I love the new ones as well!  Excellent work.


----------



## Elov (Apr 8, 2020)

Wow this is seriously amazing, and now I'm getting sad again for all the villagers that never made the cut. ;-; May I request Ace? He was my favorite villager when I was a little kid. Was seriously heartbroken when I found out I couldn't get him in any other games.


----------



## k e r f u f f l e (Apr 8, 2020)

These are amazing. You did an excellent job!


----------



## Rosie Moon (Apr 8, 2020)

Meow is my favourite discontinued villager and you made her look so cute! 
All of them are amazing!


----------



## Nerd (Apr 8, 2020)

Daveyx0 said:


> Sunny was added! Hope you like my take on her. She definitely looks like a frog I would want for my town


so cute !!! makes me sad she isnt in the game : (


----------



## ecstasy (Apr 9, 2020)

Could you do Kit the squirrel?




He's actually so cute and I'm sad he didn't make it into newer games


----------



## Daveyx0 (Apr 9, 2020)

Rosewater said:


> These are incredibly well done! Pietro replaced poor Pierre. I wonder what Woolio would have looked like



Woolio has been added \o/

Also thanks a lot to everyone for the nice words! Enjoying making these


----------



## Rosewater (Apr 9, 2020)

Daveyx0 said:


> Woolio has been added \o/
> 
> Also thanks a lot to everyone for the nice words! Enjoying making these


Omg he looks so good!! I wish he was really back lol he's such a snazzy guy

And Sunny is so cute! She would be one of my favorite villagers ever if she returned. Why did they leave behind these characters?


----------



## Daveyx0 (Apr 9, 2020)

A r i a n e said:


> these are all so cool! i wish all villagers had returned in nh. may i suggest bow?



Bow joins the party!


----------



## A r i a n e (Apr 9, 2020)

Daveyx0 said:


> Bow joins the party!


he looks so cute omg!! i definitely would have adopted him if he was in nh


----------



## Dulcettie (Apr 9, 2020)

these look so good! it makes me sad that they were discontinued


----------



## Daveyx0 (Apr 10, 2020)

Elov said:


> Wow this is seriously amazing, and now I'm getting sad again for all the villagers that never made the cut. ;-; May I request Ace? He was my favorite villager when I was a little kid. Was seriously heartbroken when I found out I couldn't get him in any other games.

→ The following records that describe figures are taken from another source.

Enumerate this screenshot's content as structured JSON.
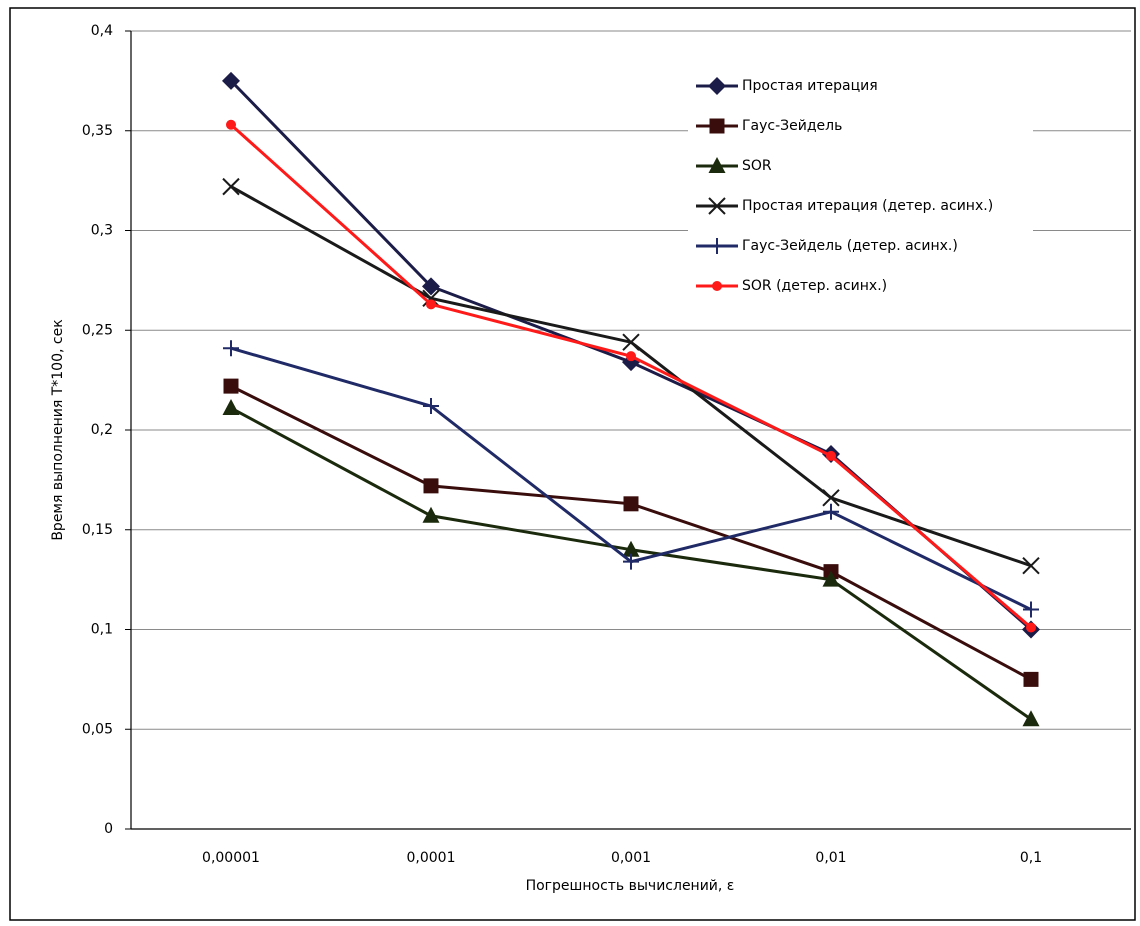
{
  "chart_data": {
    "type": "line",
    "x_label": "Погрешность вычислений, ε",
    "y_label": "Время выполнения T*100, сек",
    "categories": [
      "0,00001",
      "0,0001",
      "0,001",
      "0,01",
      "0,1"
    ],
    "ylim": [
      0,
      0.4
    ],
    "yticks": [
      {
        "value": 0,
        "label": "0"
      },
      {
        "value": 0.05,
        "label": "0,05"
      },
      {
        "value": 0.1,
        "label": "0,1"
      },
      {
        "value": 0.15,
        "label": "0,15"
      },
      {
        "value": 0.2,
        "label": "0,2"
      },
      {
        "value": 0.25,
        "label": "0,25"
      },
      {
        "value": 0.3,
        "label": "0,3"
      },
      {
        "value": 0.35,
        "label": "0,35"
      },
      {
        "value": 0.4,
        "label": "0,4"
      }
    ],
    "grid": true,
    "legend": "upper right",
    "series": [
      {
        "name": "Простая итерация",
        "color": "#1c1c48",
        "marker": "diamond",
        "values": [
          0.375,
          0.272,
          0.234,
          0.188,
          0.1
        ]
      },
      {
        "name": "Гаус-Зейдель",
        "color": "#3a0d0d",
        "marker": "square",
        "values": [
          0.222,
          0.172,
          0.163,
          0.129,
          0.075
        ]
      },
      {
        "name": "SOR",
        "color": "#1b2a0c",
        "marker": "triangle",
        "values": [
          0.211,
          0.157,
          0.14,
          0.125,
          0.055
        ]
      },
      {
        "name": "Простая итерация (детер. асинх.)",
        "color": "#1a1a1a",
        "marker": "x",
        "values": [
          0.322,
          0.266,
          0.244,
          0.166,
          0.132
        ]
      },
      {
        "name": "Гаус-Зейдель (детер. асинх.)",
        "color": "#1f2a66",
        "marker": "plus",
        "values": [
          0.241,
          0.212,
          0.134,
          0.159,
          0.11
        ]
      },
      {
        "name": "SOR (детер. асинх.)",
        "color": "#ff1a1a",
        "marker": "circle",
        "values": [
          0.353,
          0.263,
          0.237,
          0.187,
          0.101
        ]
      }
    ]
  }
}
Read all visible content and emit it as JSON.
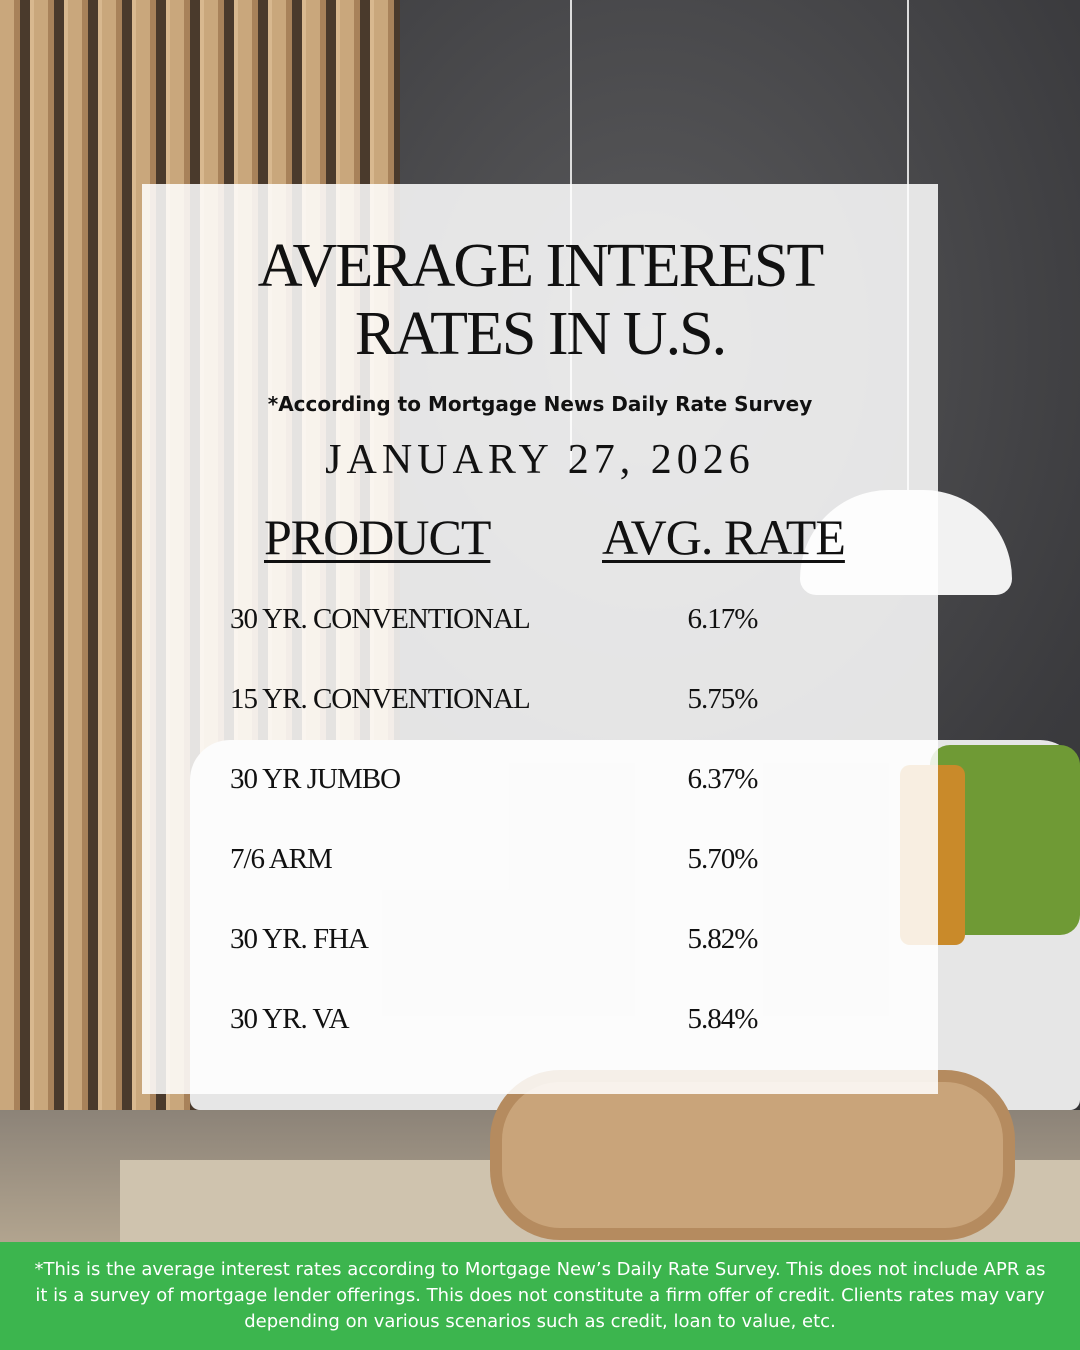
{
  "title_line1": "AVERAGE INTEREST",
  "title_line2": "RATES IN U.S.",
  "subtitle": "*According to Mortgage News Daily Rate Survey",
  "date": "JANUARY 27, 2026",
  "table": {
    "headers": [
      "PRODUCT",
      "AVG. RATE"
    ],
    "rows": [
      {
        "product": "30 YR. CONVENTIONAL",
        "rate": "6.17%"
      },
      {
        "product": "15 YR. CONVENTIONAL",
        "rate": "5.75%"
      },
      {
        "product": "30 YR JUMBO",
        "rate": "6.37%"
      },
      {
        "product": "7/6 ARM",
        "rate": "5.70%"
      },
      {
        "product": "30 YR. FHA",
        "rate": "5.82%"
      },
      {
        "product": "30 YR. VA",
        "rate": "5.84%"
      }
    ]
  },
  "disclaimer": "*This is the average interest rates according to Mortgage New’s Daily Rate Survey. This does not include APR as it is a survey of mortgage lender offerings. This does not constitute a firm offer of credit. Clients rates may vary depending on various scenarios such as credit, loan to value, etc.",
  "colors": {
    "footer": "#3cb54e",
    "text": "#111111"
  }
}
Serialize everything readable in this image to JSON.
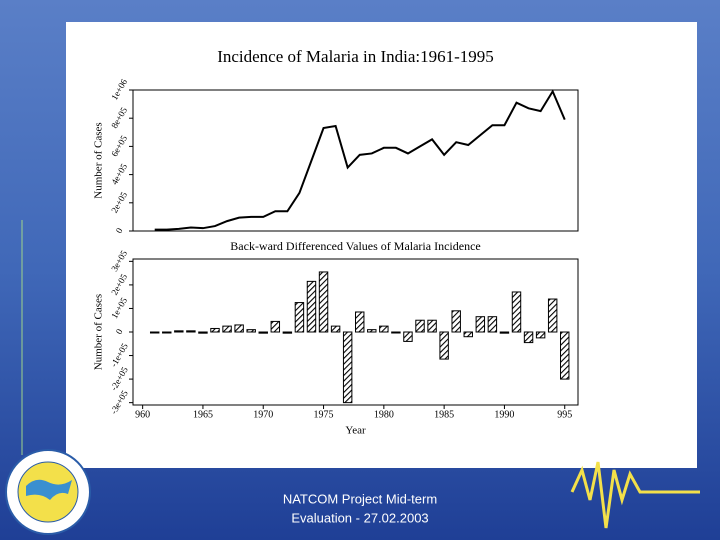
{
  "chart_data": [
    {
      "type": "line",
      "title": "Incidence of Malaria in India:1961-1995",
      "ylabel": "Number of Cases",
      "x": [
        1961,
        1962,
        1963,
        1964,
        1965,
        1966,
        1967,
        1968,
        1969,
        1970,
        1971,
        1972,
        1973,
        1974,
        1975,
        1976,
        1977,
        1978,
        1979,
        1980,
        1981,
        1982,
        1983,
        1984,
        1985,
        1986,
        1987,
        1988,
        1989,
        1990,
        1991,
        1992,
        1993,
        1994,
        1995
      ],
      "series": [
        {
          "name": "Number of Cases",
          "color": "#000000",
          "values": [
            10000,
            10000,
            15000,
            25000,
            20000,
            35000,
            70000,
            95000,
            100000,
            100000,
            140000,
            140000,
            270000,
            500000,
            730000,
            745000,
            450000,
            540000,
            550000,
            590000,
            590000,
            550000,
            600000,
            650000,
            540000,
            630000,
            610000,
            680000,
            750000,
            750000,
            910000,
            870000,
            850000,
            990000,
            790000
          ]
        }
      ],
      "xlim": [
        1959.2,
        1996.1
      ],
      "ylim": [
        0,
        1000000
      ],
      "yticks": [
        {
          "value": 0,
          "label": "0"
        },
        {
          "value": 200000,
          "label": "2e+05"
        },
        {
          "value": 400000,
          "label": "4e+05"
        },
        {
          "value": 600000,
          "label": "6e+05"
        },
        {
          "value": 800000,
          "label": "8e+05"
        },
        {
          "value": 1000000,
          "label": "1e+06"
        }
      ]
    },
    {
      "type": "bar",
      "title": "Back-ward Differenced Values of Malaria Incidence",
      "ylabel": "Number of Cases",
      "xlabel": "Year",
      "x": [
        1961,
        1962,
        1963,
        1964,
        1965,
        1966,
        1967,
        1968,
        1969,
        1970,
        1971,
        1972,
        1973,
        1974,
        1975,
        1976,
        1977,
        1978,
        1979,
        1980,
        1981,
        1982,
        1983,
        1984,
        1985,
        1986,
        1987,
        1988,
        1989,
        1990,
        1991,
        1992,
        1993,
        1994,
        1995
      ],
      "series": [
        {
          "name": "Number of Cases",
          "color": "#000000",
          "values": [
            0,
            0,
            5000,
            5000,
            -5000,
            15000,
            25000,
            30000,
            10000,
            -5000,
            45000,
            -5000,
            125000,
            215000,
            255000,
            25000,
            -300000,
            85000,
            10000,
            25000,
            0,
            -40000,
            50000,
            50000,
            -115000,
            90000,
            -20000,
            65000,
            65000,
            -5000,
            170000,
            -45000,
            -25000,
            140000,
            -200000
          ]
        }
      ],
      "xlim": [
        1959.2,
        1996.1
      ],
      "xticks": [
        {
          "value": 1960,
          "label": "960"
        },
        1965,
        1970,
        1975,
        1980,
        1985,
        1990,
        {
          "value": 1995,
          "label": "995"
        }
      ],
      "ylim": [
        -310000,
        310000
      ],
      "yticks": [
        {
          "value": -300000,
          "label": "-3e+05"
        },
        {
          "value": -200000,
          "label": "-2e+05"
        },
        {
          "value": -100000,
          "label": "-1e+05"
        },
        {
          "value": 0,
          "label": "0"
        },
        {
          "value": 100000,
          "label": "1e+05"
        },
        {
          "value": 200000,
          "label": "2e+05"
        },
        {
          "value": 300000,
          "label": "3e+05"
        }
      ]
    }
  ],
  "footer": {
    "lines": [
      "NATCOM Project Mid-term",
      "Evaluation - 27.02.2003"
    ]
  }
}
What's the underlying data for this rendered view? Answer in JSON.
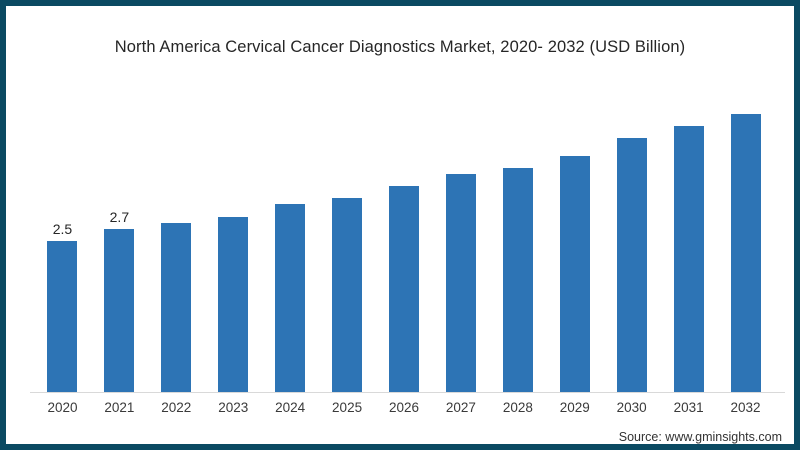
{
  "page": {
    "frame_border_color": "#0b4a62",
    "background_color": "#ffffff"
  },
  "title": "North America Cervical Cancer Diagnostics Market, 2020- 2032 (USD Billion)",
  "source": "Source: www.gminsights.com",
  "chart_data": {
    "type": "bar",
    "title": "North America Cervical Cancer Diagnostics Market, 2020- 2032 (USD Billion)",
    "unit": "USD Billion",
    "categories": [
      "2020",
      "2021",
      "2022",
      "2023",
      "2024",
      "2025",
      "2026",
      "2027",
      "2028",
      "2029",
      "2030",
      "2031",
      "2032"
    ],
    "values": [
      2.5,
      2.7,
      2.8,
      2.9,
      3.1,
      3.2,
      3.4,
      3.6,
      3.7,
      3.9,
      4.2,
      4.4,
      4.6
    ],
    "data_labels": [
      "2.5",
      "2.7",
      "",
      "",
      "",
      "",
      "",
      "",
      "",
      "",
      "",
      "",
      ""
    ],
    "bar_color": "#2d74b5",
    "axis_color": "#d9d9d9",
    "ylim": [
      0,
      5
    ],
    "grid": false,
    "legend_position": "none"
  }
}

Ace was added! Hope you don't mind me using his original eyes instead of the happy eyes


----------



## Elov (Apr 10, 2020)

Daveyx0 said:


> Ace was added! Hope you don't mind me using his original eyes instead of the happy eyes


Oh my gosh look at him!! I'm so happy seeing my boy revived you're literally making what I never thought to be possible, happen! Thank you so much for fulfilling my request! c: and Aaaa seeing all of them together like a town in the banner is making me so happy!


----------



## Daveyx0 (Apr 11, 2020)

Sugaryy said:


> Could you do Kit the squirrel?
> View attachment 236399
> He's actually so cute and I'm sad he didn't make it into newer games



I agree! Here he is!


----------



## ecstasy (Apr 11, 2020)

Daveyx0 said:


> I agree! Here he is!


He's so cute!! Man I really hope he comes into newer games, I would want him on my island for sure!


----------



## allainah (Apr 11, 2020)

i love the way faith turned out you did amazing! and bow is so cute <3


----------



## xSuperMario64x (Apr 11, 2020)

IT's MY BOIIIIIS

If you're still taking requests, could you convert Sue E. and/or Nosegay into modern-style villagers? :>


----------



## Daveyx0 (Apr 11, 2020)

xSuperMario64x said:


> IT's MY BOIIIIIS
> 
> If you're still taking requests, could you convert Sue E. and/or Nosegay into modern-style villagers? :>



By coincidence, a redditor also requested Nosegay  So here she is! Will add Sue E. to the request list!


----------



## xSuperMario64x (Apr 11, 2020)

Daveyx0 said:


> By coincidence, a redditor also requested Nosegay  So here she is! Will add Sue E. to the request list!


YES MY BABY NOSEGAY

Also thank you, can't wait to see her!


----------



## Elov (Apr 11, 2020)

Would you be willing to do Flash as well? I've never met him in game, but I've always thought he had a really cool design.


----------



## mondogecko9 (Apr 12, 2020)

I would be elated if they brought back Bow and Meow, your renders look incredible


----------



## Daveyx0 (Apr 13, 2020)

xSuperMario64x said:


> YES MY BABY NOSEGAY
> 
> Also thank you, can't wait to see her!



Here is Sue E.! Hope you like here. Also made Quetzal for a reddit user


----------



## Mieiki (Apr 13, 2020)

Amazing renders! I would love to have that Sunny in my town


----------



## xSuperMario64x (Apr 13, 2020)

Daveyx0 said:


> Here is Sue E.! Hope you like here. Also made Quetzal for a reddit user


I LOVE THIS AHHHHH

	Post automatically merged: Apr 13, 2020

Ugh I really hope they add her to a future update!!


----------



## naclo156 (Apr 28, 2020)

I just came across this thread and made an account just to reply! These are amazing! And, it definitely seems that this is focused on villagers from the original Animal Crossing or e+ but I wonder if you'd be willing to do Inkwell the Octopus from ACNL Welcome Amiibo? He was my favorite of the crossover villagers and it sucks he's not in NH because of there only being 4 octopus villagers in the entire series.


----------



## xara (Apr 30, 2020)

wait i love pierre and sunny

could i maybe request tiara the rhino whenever you have time? ;u;


----------



## ScaryStudies (Jun 12, 2020)

I made an account to say that this is really cool! I would love to make my own but I lack the knowledge :C Although I just lack knowledge in general hm... Anyways  I wanted to say I'm glad you remade Quetzal! My name is actually Quetzal so it's cool to see appreciation for him! It's a shame he never made it back :L


----------



## Lattecakes (Jun 12, 2020)

Wow!!! They all look amazing! Makes me wish Sunny and Ace was in the game


----------



## Shellzilla_515 (Jun 13, 2020)

It’s almost like the real thing! Could you do Sven, please? Senior villagers need some love too.


----------



## toxapex (Aug 30, 2020)

I just ran into this thread on google while doing some research for a personal project. These are awesome! I so wish Sue E. especially was in a newer game.


----------



## nightxshift (Aug 30, 2020)

YOU NAILED IT-


----------



## BluebearL (Sep 1, 2020)

Meow and Bow shouldn't have been discontinued, I can imagine them being very popular now. Anyway these are really good conversions! I'd love to see Petunia (the Rhino not the Cow) if possible!


----------



## princess.looking.for.frog (Sep 4, 2020)

If you get back into this soon, I would love to see Nindori!


----------